Honorary degree 2021 — Roméo Dallaire: a courageous champion for mental health
As a highly decorated veteran, courageous champion for mental health, and passionate advocate against exposing children to the horrors of war, Roméo Dallaire is an inspiration to multiple generations across the world.
For this and much more, Dallaire is being awarded an honorary Doctor of Laws Degree from the University of the Fraser Valley in a private ceremony Friday, June 4. Given ongoing restrictions on large gatherings due to COVID-19, UFV will host a virtual Convocation celebration that premieres on Friday, June 18 at 7 pm. This event will highlight messages from each of the UFV’s honorary degree recipients.
Humanitarian, author, statesman and retired senator and general, Dallaire was cast into the public eye while Force Commander of the United Nations Assistance Mission — peacekeepers forced to bear witness to Rwanda’s genocide that took more than 800,000 lives in fewer than 100 days.
His experience led to crippling PTSD, attempted suicide and, ultimately, love.
“With his courage and compassion, Roméo Dallaire is changing our understanding of trauma’s impact on mental health, and through his efforts he is improving lives in communities across the world,” says UFV President Joanne MacLean. “We are honoured to bestow him with this honorary degree.”
Dallaire says his award speaks as much to his message of peace and youth empowerment as it does his own accomplishments.
“It’s an honour that I’m humbly glad about, but especially that people still think what message I might have is worth identifying and passing on to others. It’s an opportunity to influence the future, where I think too often we’re simply trying to survive the future,” he explains.
“It’s vital in this effort that we engage with today’s youth.”
Dallaire’s long list of recognitions includes the Order of Canada, the order of Military Merit, and America’s Legion of Merit. He’s currently working on his fourth book, which he describes as “a philosophical guide to preventing war that delves into how we prevent conflicts from degenerating into mass atrocities.”
His first book, Shake Hands with the Devil: The Failure of Humanity in Rwanda, won the 2003 Shaughnessy Cohen Award for Political Writing and the 2004 Governor General’s Award for nonfiction in addition to being adapted for two films. It was followed by the critically acclaimed They Fight Like Soldiers, They Die Like Children and Waiting for First Light: My Ongoing Battle with PTSD.
Revisiting experiences for those projects stirred haunting memories. Notes, photos, even smells sent Dallaire tumbling back in time, forcing him to face atrocities witnessed decades before.
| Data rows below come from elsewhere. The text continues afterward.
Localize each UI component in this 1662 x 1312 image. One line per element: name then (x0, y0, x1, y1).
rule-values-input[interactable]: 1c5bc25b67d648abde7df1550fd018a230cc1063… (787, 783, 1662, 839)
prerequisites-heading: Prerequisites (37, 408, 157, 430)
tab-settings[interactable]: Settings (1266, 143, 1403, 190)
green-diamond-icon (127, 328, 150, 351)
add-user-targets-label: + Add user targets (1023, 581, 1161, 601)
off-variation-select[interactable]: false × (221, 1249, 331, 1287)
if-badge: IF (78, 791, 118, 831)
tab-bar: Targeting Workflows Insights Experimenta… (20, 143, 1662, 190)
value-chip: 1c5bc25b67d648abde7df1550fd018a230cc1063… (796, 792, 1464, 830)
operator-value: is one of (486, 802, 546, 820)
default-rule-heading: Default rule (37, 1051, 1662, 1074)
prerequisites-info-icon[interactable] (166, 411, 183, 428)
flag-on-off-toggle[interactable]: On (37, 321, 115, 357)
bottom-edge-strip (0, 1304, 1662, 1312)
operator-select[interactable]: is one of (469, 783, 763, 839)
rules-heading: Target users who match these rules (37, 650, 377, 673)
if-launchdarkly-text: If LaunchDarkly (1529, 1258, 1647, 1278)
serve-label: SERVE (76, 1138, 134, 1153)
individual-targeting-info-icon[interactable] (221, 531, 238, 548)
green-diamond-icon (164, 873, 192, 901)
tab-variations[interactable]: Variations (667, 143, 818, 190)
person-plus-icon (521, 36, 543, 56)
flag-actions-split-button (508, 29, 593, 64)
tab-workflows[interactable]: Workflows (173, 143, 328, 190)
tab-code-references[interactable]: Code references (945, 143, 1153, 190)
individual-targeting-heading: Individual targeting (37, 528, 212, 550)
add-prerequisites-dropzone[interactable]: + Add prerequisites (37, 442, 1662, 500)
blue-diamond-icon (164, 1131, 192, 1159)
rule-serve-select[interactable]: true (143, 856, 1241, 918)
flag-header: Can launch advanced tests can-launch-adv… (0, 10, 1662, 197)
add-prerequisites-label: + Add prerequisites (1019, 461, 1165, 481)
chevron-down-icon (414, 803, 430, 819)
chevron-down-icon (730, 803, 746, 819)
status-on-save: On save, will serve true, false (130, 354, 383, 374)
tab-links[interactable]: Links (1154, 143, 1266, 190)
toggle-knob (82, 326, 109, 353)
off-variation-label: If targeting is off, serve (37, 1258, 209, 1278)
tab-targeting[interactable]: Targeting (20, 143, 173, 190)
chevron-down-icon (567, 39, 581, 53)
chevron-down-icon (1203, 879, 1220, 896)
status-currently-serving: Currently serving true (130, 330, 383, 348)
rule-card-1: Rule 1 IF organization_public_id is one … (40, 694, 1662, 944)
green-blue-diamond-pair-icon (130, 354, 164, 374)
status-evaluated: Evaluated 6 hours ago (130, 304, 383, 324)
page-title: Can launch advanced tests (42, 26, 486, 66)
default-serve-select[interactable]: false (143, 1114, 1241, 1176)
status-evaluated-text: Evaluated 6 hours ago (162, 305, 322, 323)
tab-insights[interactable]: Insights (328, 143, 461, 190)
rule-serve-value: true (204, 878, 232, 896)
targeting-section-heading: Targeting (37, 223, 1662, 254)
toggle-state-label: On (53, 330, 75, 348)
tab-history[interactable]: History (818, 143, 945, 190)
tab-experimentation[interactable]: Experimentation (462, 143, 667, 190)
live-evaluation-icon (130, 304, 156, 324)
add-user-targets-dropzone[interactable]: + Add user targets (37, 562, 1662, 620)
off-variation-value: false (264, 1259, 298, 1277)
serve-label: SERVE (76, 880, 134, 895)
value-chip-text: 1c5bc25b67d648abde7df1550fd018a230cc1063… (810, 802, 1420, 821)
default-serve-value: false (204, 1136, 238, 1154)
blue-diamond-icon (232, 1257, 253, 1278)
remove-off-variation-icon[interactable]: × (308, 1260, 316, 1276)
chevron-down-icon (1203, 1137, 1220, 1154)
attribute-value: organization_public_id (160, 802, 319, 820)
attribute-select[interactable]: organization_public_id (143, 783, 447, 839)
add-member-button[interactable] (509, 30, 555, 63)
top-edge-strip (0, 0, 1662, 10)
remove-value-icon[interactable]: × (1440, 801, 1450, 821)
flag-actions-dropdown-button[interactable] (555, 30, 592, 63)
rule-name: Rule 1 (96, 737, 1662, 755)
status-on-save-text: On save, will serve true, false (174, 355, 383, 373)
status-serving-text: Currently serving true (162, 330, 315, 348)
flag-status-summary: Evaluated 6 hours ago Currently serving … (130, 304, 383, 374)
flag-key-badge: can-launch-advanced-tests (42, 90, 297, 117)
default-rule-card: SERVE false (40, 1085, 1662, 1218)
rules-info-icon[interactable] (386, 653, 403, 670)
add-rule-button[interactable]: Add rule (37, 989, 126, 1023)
“This stuff stays in boxes. And when it comes out by a trigger you relive that trauma like a teleprompter, digitally clear and in slow motion.”
Still, in each experience he found salvation in the hope and care for children.
“I looked into the eyes of Rwandan children and saw the same light in children here in Canada and all across the world. I found a purpose in finding ways to keep them from war.”
What he also found though it all was the power of love, meeting and marrying his wife Marie-Claude Michaud in 2020.
“I realized that what I was able to discover with that was a backdrop to why life was worth living, and that you could find a safe haven. You could find also a thriving atmosphere in love,” he says.
“Love is not something neat and kind of cute or whatever term you want to use. It is the most powerful absolute in humanity right now. It took me two decades of therapy to come to where I was and to discover that, in fact, I was even allowed to be loved after all those people that died.”
In receiving this honorary degree from UFV, Dallaire hopes to encourage younger generations to use the power of communication unbound by geography to use their voice to make a better world.
“The youth have got to become activists and push the generations ahead of them aside if need be … to change and adapt to the current revolution of communications. They’ve got the tools now to be able to multiply their message so much more than we’ve ever had in the past,” he says.
“They have got to pull this revolution together. And that’s what I keep stressing is that all humans are human. Not one is more human than the others. They all count. So engage in making them all count.”